Pakistan has decided to push for a $ 3 billion extension of Chinese trade finance, which the country will not be able to repay when the loan expires in May-2021.

According to the Express Tribune report, the State Bank of Pakistan (SBP) fully leveraged $ 3 billion or RMB 20 billion in additional trade finance instruments available under the China-Pakistan currency swap agreement, as highlighted in SBP financial reports for 2019-20 financial year (FY20).

It should be noted here that most of the funds originally earmarked to stimulate bilateral trade in the respective local currencies have been used to pay off outstanding external debt and to maintain general foreign exchange reserves at an acceptable level.

According to the central bank, State Bank of Pakistan and the People’s Bank of China (PBOC) entered into a bilateral currency exchange agreement (CSA) in December 2011 with the aim of “stimulating bilateral trade, financing direct investment and providing short-term liquidity support”.

SBP’s financial report says, “The State Bank bought and used PKR 475 billion over a year with maturities ranging from three months to one year.”

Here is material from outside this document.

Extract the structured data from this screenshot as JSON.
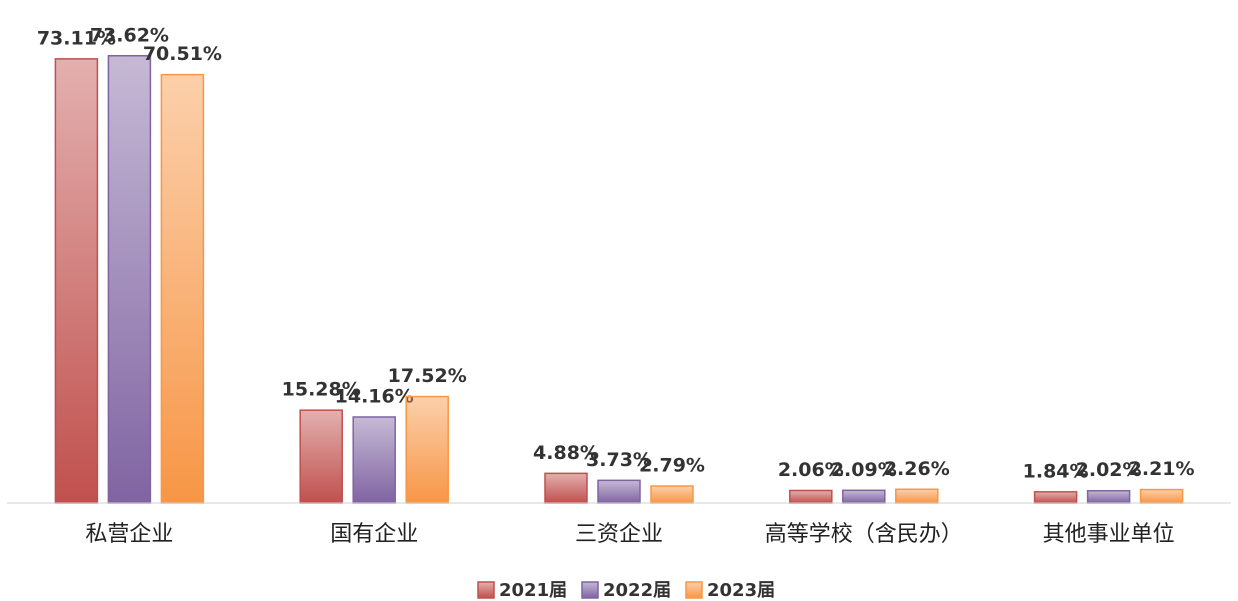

“We plan to extend the Currency Swap Agreement (CSA) for another three years in 2021,” an SBP spokesman said, adding that the $ 3 billion funds are part of the $ 12.1 billion current foreign exchange reserves held by the central bank. …

In the event that an extension of the loan is not secured, SBP will be responsible for repaying $ 3 billion to China using the dollar to buy the RMB, which will surely affect the country’s foreign exchange reserves.

What’s more, another $ 4 billion short-term loan that Pakistan has borrowed from Saudi Arabia and the United Arab Emirates will also expire in the next few months.

What’s more, the government is still trying to revive the $ 6 billion International Monetary Fund program, which remains suspended as the International Monetary Organization continues to push for a mini-budget and higher electricity tariffs in Pakistan as the country faces persistently high inflation. …

A delay in rebuilding the IMF program could hurt the program’s loans, which were needed to repay the $ 10.6 billion in outstanding loans in the current fiscal year.